Vivek Maru and Laura Goodwin found that clients receiving services from community paralegals often experience a positive change in their perception of agency. “Nearly ninety studies find positive impacts of legal empowerment programs on institutions--changes in law, policy or practice at various levels of administration.” Legal empowerment programs are defined by the direct capacity of citizens to exercise their rights without the need for elite expert services engage a wider range of societal institutions in problem-solving and are not narrowly focused on judicial remedies. The authors found that common legal empowerment strategies, including community mobilization, nonlawyer advocacy, mediation, and other forms of so-called “alternative” dispute resolution had positive effects on individual willingness to take individual and collective action.
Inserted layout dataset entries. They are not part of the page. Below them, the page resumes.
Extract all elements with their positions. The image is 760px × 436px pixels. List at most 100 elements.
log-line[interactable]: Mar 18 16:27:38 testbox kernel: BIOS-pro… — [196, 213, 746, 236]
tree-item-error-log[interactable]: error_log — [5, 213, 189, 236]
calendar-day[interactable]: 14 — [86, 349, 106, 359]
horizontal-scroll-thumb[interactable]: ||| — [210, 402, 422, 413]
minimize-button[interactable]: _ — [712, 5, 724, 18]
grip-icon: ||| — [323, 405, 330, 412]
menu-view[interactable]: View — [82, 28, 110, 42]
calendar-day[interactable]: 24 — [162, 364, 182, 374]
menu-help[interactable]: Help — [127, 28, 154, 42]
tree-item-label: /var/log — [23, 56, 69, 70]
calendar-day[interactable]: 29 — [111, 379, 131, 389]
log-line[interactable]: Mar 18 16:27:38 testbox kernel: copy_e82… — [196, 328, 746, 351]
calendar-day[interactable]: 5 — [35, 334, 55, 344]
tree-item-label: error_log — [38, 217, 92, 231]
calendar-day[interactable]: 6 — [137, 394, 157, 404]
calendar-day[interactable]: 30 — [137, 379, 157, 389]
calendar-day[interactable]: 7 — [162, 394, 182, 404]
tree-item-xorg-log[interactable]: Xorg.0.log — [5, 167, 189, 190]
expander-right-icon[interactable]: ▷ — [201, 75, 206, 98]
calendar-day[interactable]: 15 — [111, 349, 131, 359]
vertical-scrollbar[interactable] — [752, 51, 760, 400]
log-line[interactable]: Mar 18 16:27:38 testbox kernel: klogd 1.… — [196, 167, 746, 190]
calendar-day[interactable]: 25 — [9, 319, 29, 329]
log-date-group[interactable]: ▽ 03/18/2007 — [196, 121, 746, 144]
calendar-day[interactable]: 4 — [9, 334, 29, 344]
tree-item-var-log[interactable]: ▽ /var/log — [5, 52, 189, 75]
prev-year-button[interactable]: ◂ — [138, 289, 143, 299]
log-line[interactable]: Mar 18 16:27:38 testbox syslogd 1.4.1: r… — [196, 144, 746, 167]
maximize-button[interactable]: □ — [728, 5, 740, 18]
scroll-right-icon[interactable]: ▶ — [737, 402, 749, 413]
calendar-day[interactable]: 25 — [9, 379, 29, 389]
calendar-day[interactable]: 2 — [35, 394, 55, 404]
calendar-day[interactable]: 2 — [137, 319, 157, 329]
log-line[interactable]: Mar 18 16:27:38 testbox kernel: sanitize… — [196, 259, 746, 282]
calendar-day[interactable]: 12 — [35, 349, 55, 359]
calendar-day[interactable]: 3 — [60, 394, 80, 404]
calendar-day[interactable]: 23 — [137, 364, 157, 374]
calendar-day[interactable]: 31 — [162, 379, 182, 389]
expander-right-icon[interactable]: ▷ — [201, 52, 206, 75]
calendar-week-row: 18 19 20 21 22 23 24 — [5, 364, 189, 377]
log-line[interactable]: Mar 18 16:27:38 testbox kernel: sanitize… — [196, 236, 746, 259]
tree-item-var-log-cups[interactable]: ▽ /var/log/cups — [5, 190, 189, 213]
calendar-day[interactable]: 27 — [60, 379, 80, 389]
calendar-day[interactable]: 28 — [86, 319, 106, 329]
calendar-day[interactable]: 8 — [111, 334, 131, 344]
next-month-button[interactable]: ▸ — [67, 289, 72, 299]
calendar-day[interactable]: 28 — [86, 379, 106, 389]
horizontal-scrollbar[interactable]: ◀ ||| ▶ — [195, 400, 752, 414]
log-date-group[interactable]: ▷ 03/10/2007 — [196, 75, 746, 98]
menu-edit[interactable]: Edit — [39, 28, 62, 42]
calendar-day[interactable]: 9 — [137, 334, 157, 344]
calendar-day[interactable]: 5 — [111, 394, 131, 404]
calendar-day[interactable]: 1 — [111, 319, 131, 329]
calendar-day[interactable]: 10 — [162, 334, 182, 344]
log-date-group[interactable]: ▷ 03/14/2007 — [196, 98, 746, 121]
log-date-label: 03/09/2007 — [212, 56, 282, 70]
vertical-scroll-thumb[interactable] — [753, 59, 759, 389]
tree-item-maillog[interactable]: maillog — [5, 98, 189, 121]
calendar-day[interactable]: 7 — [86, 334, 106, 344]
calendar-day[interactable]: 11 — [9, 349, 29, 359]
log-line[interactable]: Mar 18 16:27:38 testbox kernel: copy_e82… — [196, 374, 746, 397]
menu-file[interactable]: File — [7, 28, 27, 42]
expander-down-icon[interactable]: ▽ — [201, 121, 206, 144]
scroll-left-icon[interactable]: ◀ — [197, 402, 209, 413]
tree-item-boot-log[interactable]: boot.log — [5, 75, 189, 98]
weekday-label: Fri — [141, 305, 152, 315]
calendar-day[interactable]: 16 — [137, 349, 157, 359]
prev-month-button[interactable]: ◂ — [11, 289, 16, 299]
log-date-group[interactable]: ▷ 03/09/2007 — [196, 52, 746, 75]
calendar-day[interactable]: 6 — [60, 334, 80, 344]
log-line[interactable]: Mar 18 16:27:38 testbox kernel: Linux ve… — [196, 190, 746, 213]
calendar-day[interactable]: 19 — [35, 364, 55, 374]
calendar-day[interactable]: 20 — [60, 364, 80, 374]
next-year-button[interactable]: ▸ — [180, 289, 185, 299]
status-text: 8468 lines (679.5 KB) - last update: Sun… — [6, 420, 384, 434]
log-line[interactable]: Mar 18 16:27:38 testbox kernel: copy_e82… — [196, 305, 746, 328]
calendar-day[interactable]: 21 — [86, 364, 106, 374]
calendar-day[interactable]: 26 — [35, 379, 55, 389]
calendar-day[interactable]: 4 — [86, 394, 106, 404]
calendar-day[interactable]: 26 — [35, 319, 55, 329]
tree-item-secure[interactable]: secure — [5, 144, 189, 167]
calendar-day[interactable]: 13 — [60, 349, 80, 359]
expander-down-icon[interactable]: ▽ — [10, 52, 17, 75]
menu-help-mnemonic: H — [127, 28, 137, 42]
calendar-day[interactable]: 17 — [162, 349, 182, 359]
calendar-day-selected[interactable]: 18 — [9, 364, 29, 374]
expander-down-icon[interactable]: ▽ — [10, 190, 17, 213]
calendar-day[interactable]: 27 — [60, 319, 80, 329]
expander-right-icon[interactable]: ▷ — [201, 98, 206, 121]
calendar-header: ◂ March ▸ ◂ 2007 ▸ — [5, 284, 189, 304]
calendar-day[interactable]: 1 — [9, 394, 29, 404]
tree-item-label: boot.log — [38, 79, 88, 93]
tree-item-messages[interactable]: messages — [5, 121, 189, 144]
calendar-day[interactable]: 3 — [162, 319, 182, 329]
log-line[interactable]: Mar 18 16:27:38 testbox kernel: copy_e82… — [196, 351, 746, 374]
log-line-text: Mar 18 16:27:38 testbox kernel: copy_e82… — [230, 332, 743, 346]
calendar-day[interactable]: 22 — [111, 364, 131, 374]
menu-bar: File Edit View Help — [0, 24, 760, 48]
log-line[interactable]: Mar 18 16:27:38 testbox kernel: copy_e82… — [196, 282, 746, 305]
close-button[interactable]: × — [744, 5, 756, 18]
The evidence suggests that community paralegals have significant effects in “bring[ing] good laws to life,” and the involvement of community paralegals leads to successful outcomes in terms of remedy, entitlement, or access to governmental information. Legal empowerment strategies are “successful in improving health ... [and] learning and increasing income,” and in changing government institutions, especially the practices of authorities and agencies at the local level, as well as changes in policy at the national level.

The outside world has begun to notice the value of nonprofessional legal aides like the community paralegal. Access to justice is included in the United Nation's 2016 sustainable development goals, and, in 2018, the UN High-Level Commission on Legal Empowerment of the Poor called for the integration of legal empowerment, defined as “a process of systemic change through which the poor and excluded become able to use the law” in fighting global poverty.

Access to justice is about “people trying to recapture their rightful share of power over their ... futures.” Justice requires that undistorted voices be heard and collective grievances are addressed at their roots. Lawyers, whatever their marginal value for individual clients and their immediate causes, hinder social change on both efficacy and accountability measures because they divert attention to issues amenable to the legal process rather than what people really care about--they keep clients from realizing and developing their problem-solving abilities by turning over problems to societal elites. Lawyers suck the subversive energies and revolutionary spirit out of organic, grassroots movements. Most of the workings of justice occur outside the view of the judicial system. And even within the legal system, just action requires a holistic view of shared problem-solving. Lawyers, myself included, have not proven to have been up to that challenge. It is time to give others a chance.